The most shocking thing about the case of Chibuike Uche, the former Dean of the Faculty of Business Administration, may not the be the injustice of it all, but the absence of outrage from many quarters.
You would like to think that Nigeria would treasure citizens like Uche, a first-class brain, who is undoubtedly among the country’s brightest and the best. He was professor of Banking and Financial Institutions at the University of Nigeria and a member of the Monetary Policy Committee of the Central Bank of Nigeria. He has a PhD in Accounting and Finance from the London School of Economics. His thesis, entitled ‘Banking Developments in Pre-Independence Nigeria: A Study in Regulation, Control and Politics’, was awarded the International Economic History Association Prize for the Best Doctoral Thesis completed between 1997 and 2000 for the Post World War I Period.
Around 2008, Uche, in his capacity as dean of his faculty, stumbled on information indicating that Uche Modum, a member of staff, may have made false claims on her CV. Modum was a former Commissioner with the Independent Corrupt Practices Commission [ICPC). He, rightly, brought the information to the attention of the university authorities.
The allegations include making claims about published work that may not have been published, having about three dates of birth (which indicate that she may be over the retirement age of 65), and questionable claims about her work experience.
After “investigating” the allegations, the UNN governing council decided in 2011 to clear Modum of any wrongdoing and intimidate the whistle-blower! Uche was warned and told to apologise to Modum for “character assassination”. All Uche did was report what he knew and with evidence. After the governing council insisted that he apologise to Modum, he took his case to the Nigerian Human Rights Commission (NHRC), as he was not even given the right to a fair hearing before the governing council ruled against him.
The NHRC has since written five letters to the Chairman of the UNN Governing Council, between August 2013 and October 2015, asking the Council “to submit the proceedings of the Council Committee of 19th January and 2nd February 2011 as well as that of the Council Appeals Committee of 7th August 2013 to enable the Commission determine whether the procedure followed was in violation of the rights of Prof C. Uche as alleged.”
Those letters have been roundly ignored. The National Human Rights Commission (NHRC) Act 1995 makes it an offence for any organisation to fail to comply with a written request for information from the NHRC.
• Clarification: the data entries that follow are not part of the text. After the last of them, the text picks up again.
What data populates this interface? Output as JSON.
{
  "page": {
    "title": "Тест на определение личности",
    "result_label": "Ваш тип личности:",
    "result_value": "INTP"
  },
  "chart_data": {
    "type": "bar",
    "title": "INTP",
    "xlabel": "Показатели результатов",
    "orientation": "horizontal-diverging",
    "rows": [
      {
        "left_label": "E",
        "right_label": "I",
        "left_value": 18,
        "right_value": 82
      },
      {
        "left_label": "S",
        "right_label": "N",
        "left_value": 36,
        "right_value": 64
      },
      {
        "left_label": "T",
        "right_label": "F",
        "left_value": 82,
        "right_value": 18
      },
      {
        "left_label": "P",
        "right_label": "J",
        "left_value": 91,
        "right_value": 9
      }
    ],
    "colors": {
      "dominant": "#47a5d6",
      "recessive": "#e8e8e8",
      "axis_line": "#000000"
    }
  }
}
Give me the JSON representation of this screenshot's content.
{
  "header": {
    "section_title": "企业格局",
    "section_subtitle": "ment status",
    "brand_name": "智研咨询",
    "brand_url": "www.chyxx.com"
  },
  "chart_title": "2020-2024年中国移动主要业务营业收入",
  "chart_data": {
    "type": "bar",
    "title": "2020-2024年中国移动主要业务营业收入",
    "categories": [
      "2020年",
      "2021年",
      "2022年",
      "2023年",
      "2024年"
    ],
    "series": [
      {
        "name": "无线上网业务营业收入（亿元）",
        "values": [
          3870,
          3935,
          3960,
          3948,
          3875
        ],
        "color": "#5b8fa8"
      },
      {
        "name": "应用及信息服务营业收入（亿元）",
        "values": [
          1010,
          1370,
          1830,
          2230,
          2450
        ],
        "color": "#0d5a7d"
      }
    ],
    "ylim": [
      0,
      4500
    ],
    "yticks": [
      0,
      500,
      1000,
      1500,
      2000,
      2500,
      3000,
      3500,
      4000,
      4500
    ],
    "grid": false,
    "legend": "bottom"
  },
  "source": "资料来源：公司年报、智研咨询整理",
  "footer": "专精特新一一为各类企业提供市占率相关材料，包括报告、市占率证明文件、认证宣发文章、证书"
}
There is a suggestion that the Chairman of the UNN’s governing council, Emmanuel Chukwuka Ukala, may be protecting Modum.
As this matter was rumbling on, Uche took a sabbatical, first as a Guest Professor at the Humboldt University Berlin (2008-2009), a Visiting Scholar in Accounting at the University of Sydney (October 2009), an Alexander von Humboldt Return Fellow (2010-2011) and a Guest Researcher at the Nordic Africa Institute Uppsala Sweden (2011), and is currently teaching at Leiden University in Holland.
The UNN governing council sacked Uche in October last year. This has prompted letters of protest to Minister for Education Adamu Adamu from some prominent alumni of UNN. The House of Representatives Committee on Public Petitions also received a petition on the matter in July 2014. It appears nothing came of this petition.
The Uche case is deeply disturbing on many levels for a renowned citadel of higher learning like UNN. The university risks fatally damaging its reputation by seemingly colluding in academic fraud. The victimisation of Uche for whistleblowing is a violation of his human rights and flies in the face of natural justice. This sort of behaviour may be appropriate in a banana republic, but grossly inappropriate in academia. The brazenness in ignoring the requests by the NHRC is shocking. In a climate in which President Muhamadu Buhari has made all the right noises about combating corruption, it sends the wrong signals for people that blow the whistle on wrongdoing to be penalised for doing the right thing.
Adamu, the Minister for Education, should intervene and review the case, examining all the relevant facts, which are readily available on request, to prevent this injustice from being swept under the carpet by the UNN authorities.